Letter
Nature 453, 228-232 (8 May 2008) | doi:10.1038/nature06869; Received 20 December 2007; Accepted 25 February 2008; Published online 16 April 2008
Long-term haematopoietic reconstitution by Trp53-/-p16Ink4a-/-p19Arf-/- multipotent progenitors
Omobolaji O. Akala1,2, In-Kyung Park3, Dalong Qian2, Michael Pihalja3, Michael W. Becker4 & Michael F. Clarke2
- Cellular and Molecular Biology Graduate Program, University of Michigan, 2966 Taubman Medical Library, Ann Arbor, Michigan 48109-0619, USA
- Stanford Institute for Stem Cell Biology and Regenerative Medicine and Division of Hematology/Oncology, Internal Medicine, Stanford University, 1050 Arastradero Road, Palo Alto, California 93404, USA
- Department of Hematology/Oncology, Internal Medicine, University of Michigan, 1500 East Medical Center Drive, Ann Arbor, Michigan 48109, USA
- Division of Hematology/Oncology, University of Rochester, Rochester, New York 14642, USA
Correspondence to: Michael F. Clarke2 Correspondence and requests for materials should be addressed to M.F.C. (Email: mfclarke@stanford.edu).

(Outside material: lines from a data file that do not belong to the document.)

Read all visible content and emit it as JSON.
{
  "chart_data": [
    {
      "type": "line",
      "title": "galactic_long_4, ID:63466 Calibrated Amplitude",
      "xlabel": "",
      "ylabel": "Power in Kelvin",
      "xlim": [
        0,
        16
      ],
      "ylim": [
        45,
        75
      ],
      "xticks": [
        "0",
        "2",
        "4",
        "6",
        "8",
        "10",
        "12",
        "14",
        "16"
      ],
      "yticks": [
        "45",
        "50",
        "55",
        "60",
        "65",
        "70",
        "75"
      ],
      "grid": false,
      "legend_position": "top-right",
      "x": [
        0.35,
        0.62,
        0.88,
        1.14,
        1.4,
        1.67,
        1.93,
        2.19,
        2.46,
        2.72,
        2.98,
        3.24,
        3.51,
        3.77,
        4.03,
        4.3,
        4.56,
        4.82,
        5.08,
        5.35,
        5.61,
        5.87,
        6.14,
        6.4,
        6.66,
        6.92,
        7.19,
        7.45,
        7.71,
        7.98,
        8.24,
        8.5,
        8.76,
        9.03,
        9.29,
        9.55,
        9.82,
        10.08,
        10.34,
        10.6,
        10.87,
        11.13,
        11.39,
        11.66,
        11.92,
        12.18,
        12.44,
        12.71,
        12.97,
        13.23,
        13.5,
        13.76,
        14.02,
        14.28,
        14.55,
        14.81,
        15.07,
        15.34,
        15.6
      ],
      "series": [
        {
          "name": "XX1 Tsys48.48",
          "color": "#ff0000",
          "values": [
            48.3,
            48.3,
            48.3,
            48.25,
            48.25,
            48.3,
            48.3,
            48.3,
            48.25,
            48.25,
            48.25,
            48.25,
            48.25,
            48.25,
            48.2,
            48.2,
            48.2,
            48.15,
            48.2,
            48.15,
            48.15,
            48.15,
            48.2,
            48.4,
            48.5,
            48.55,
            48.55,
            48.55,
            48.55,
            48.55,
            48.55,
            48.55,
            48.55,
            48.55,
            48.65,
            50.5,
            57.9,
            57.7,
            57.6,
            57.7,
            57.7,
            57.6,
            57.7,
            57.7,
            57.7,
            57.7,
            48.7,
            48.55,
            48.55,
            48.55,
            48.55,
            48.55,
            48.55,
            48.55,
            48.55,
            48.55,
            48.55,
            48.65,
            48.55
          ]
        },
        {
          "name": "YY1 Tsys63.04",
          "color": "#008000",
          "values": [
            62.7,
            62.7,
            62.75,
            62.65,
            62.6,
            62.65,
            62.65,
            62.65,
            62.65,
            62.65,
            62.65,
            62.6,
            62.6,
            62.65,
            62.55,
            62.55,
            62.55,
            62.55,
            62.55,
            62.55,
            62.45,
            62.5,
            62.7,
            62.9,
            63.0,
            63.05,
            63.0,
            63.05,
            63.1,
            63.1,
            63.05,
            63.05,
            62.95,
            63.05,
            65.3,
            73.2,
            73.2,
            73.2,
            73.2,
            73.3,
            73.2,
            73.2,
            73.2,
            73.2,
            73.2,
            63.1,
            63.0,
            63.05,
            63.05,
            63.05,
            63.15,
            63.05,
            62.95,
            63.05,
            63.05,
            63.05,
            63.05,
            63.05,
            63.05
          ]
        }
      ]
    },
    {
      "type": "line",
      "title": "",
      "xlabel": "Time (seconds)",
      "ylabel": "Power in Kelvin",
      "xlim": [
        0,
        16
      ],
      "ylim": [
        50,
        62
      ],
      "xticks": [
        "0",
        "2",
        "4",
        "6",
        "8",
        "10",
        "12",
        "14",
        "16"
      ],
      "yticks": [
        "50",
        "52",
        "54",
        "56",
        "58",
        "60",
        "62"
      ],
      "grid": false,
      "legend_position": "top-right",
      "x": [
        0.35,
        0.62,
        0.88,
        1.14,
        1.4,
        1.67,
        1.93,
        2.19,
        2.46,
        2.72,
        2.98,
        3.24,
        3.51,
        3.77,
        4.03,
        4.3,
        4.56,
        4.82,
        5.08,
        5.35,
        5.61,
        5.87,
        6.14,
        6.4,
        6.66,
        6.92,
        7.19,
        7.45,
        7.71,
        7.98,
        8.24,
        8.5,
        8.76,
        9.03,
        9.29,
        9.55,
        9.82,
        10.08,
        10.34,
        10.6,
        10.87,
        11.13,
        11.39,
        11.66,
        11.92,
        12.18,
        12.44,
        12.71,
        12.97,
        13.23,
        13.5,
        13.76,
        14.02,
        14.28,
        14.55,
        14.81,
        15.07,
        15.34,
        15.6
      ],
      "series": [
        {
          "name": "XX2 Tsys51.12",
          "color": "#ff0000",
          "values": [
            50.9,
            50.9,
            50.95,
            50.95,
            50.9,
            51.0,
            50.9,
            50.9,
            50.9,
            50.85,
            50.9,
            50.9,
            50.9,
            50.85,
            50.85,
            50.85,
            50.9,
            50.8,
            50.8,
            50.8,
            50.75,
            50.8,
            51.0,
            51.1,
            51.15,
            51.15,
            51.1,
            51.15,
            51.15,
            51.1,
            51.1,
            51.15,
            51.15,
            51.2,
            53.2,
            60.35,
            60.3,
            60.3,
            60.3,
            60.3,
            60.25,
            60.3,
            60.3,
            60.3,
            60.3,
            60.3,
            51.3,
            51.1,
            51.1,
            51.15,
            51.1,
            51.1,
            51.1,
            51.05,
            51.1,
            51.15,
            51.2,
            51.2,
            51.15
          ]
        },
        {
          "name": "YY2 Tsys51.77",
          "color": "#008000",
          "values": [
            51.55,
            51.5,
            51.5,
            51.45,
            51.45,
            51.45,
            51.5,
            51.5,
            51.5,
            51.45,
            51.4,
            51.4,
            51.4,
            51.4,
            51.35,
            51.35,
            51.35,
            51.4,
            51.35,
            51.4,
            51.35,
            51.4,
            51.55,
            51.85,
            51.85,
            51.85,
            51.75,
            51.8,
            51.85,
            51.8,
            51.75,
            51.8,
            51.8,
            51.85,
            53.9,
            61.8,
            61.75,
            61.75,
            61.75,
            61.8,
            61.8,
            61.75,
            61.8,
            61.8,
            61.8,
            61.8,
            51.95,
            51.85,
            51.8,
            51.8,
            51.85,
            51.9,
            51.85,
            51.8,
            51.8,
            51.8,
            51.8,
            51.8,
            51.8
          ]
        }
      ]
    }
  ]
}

Haematopoiesis is maintained by a hierarchical system where haematopoietic stem cells (HSCs) give rise to multipotent progenitors, which in turn differentiate into all types of mature blood cells1. HSCs maintain themselves for the lifetime of the organism because of their ability to self-renew. However, multipotent progenitors lack the ability to self-renew, therefore their mitotic capacity and expansion potential are limited and they are destined to eventually stop proliferating after a finite number of cell divisions1, 2. The molecular mechanisms that limit the proliferation capacity of multipotent progenitors and other more mature progenitors are not fully understood2, 3. Here we show that bone marrow cells from mice deficient in three genes genetically downstream of Bmi1—p16Ink4a, p19Arf and Trp53 (triple mutant mice; p16Ink4a and p19Arf are alternative reading frames of the same gene (also called Cdkn2a) that encode different proteins)—have an approximately 10-fold increase in cells able to reconstitute the blood long term. This increase is associated with the acquisition of long-term reconstitution capacity by cells of the phenotype c-kit+Sca-1+Flt3+CD150-CD48-Lin-, which defines multipotent progenitors in wild-type mice4, 5, 6. The pattern of triple mutant multipotent progenitor response to growth factors resembles that of wild-type multipotent progenitors but not wild-type HSCs. These results demonstrate that p16Ink4a/p19Arf and Trp53 have a central role in limiting the expansion potential of multipotent progenitors. These pathways are commonly repressed in cancer, suggesting a mechanism by which early progenitor cells could gain the ability to self-renew and become malignant with further oncogenic mutations.